Die nächste Ampel zeigte rot. Zwei Wagen vor ihnen stand ein freies Taxi in der Kolonne. Das war die Rettung. Copeland griff in seine Hosentasche, holte seine Dollars hervor und legte einen Hunderter auf die Sitzbank.
„Vielen Dank für Ihre Mühe“, sagte er.
„Warten Sie, so warten Sie doch!“, rief Duffy. „Ich nehme kein Geld von Ihnen.“
„Stecken Sie es getrost ein, ich kann es mir leisten.“
„Aber ich muss mit Ihnen doch noch zur Polizei..
„Ich nehme das Taxi dort vorn.“
„Und meine Aussage?“
„Die Cops werden mir auch so glauben“, sagte Copeland und sprang aus dem Lastwagen. Ein Windstoß wollte sich die Banknote holen, doch Duffy packte blitzschnell zu und steckte sie ein, während Copeland zum Taxi voreilte und sich in den gelben Wagen setzte.
Es kam Grün.
Das Yellow Cab setzte sich in Bewegung. Copeland nannte dem Fahrer seine Adresse. Zu Hause angekommen, duschte er. Danach zog er sich um und nahm sich einen großen Drink.
Hinterher rief er die Polizei an, um zu melden, dass man ihm seinen Wagen gestohlen hatte. Er sprach nicht von zwei Autostoppern, die ihn überfallen hatten, und erst gar nicht über den Mafioso, der ihn unter Druck gesetzt hatte. Er meldete einen ganz gewöhnlichen Autodiebstahl. So etwas kam alle Tage vor. Und er wusste eines: dass er Männern wie Cusack nie wieder einen Gefallen erweisen würde. Was er erlebt hatte, sollte ihm eine Lehre sein.
21
Zunächst standen die Gangster wie angewurzelt da. Sie hoben weder die Hände, noch trennten sie sich von ihren Waffen. Roberto Tardelli hatte sie gut im Visier. Er befand sich schräg über ihnen, und jeder, der sich eine Chance ausrechnete, war ein Idiot.

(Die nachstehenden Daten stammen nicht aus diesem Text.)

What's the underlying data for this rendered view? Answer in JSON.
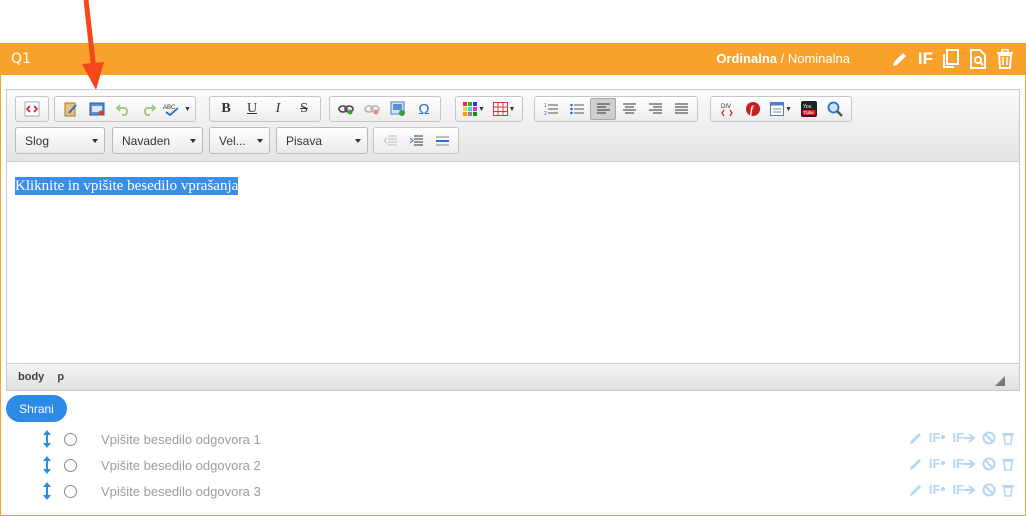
{
  "question": {
    "number": "Q1",
    "type_active": "Ordinalna",
    "type_separator": " / ",
    "type_inactive": "Nominalna",
    "if_label": "IF"
  },
  "toolbar": {
    "style_combo": "Slog",
    "format_combo": "Navaden",
    "size_combo": "Vel...",
    "font_combo": "Pisava",
    "bold": "B",
    "underline": "U",
    "italic": "I",
    "strike": "S",
    "omega": "Ω"
  },
  "editor": {
    "content": "Kliknite in vpišite besedilo vprašanja",
    "path": [
      "body",
      "p"
    ]
  },
  "save_button": "Shrani",
  "answers": [
    {
      "label": "Vpišite besedilo odgovora 1"
    },
    {
      "label": "Vpišite besedilo odgovora 2"
    },
    {
      "label": "Vpišite besedilo odgovora 3"
    }
  ],
  "answer_tools": {
    "if_label": "IF",
    "if_goto_label": "IF"
  },
  "colors": {
    "accent": "#f9a22b",
    "primary": "#2d8ae6",
    "selection": "#3a8ee6",
    "arrow": "#f4471a"
  }
}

„Habt ihr nicht gehört?“, rief er schneidend. „Ihr sollt eure Waffen fallenlassen und die Flossen hochnehmen!“
Tony Tornado zog seine Pistole sichtbar mit zwei Fingern. Er warf sie auf den Boden. Roberto war sein Lebensretter. Ohne ihn wäre er jetzt bereits mit Blei gespickt gewesen. Aber er empfand keine Dankbarkeit, denn er glaubte zu wissen, dass dieser Bursche dort oben - wer immer er sein mochte - dafür sorgen würde, dass er im Zuchthaus landete.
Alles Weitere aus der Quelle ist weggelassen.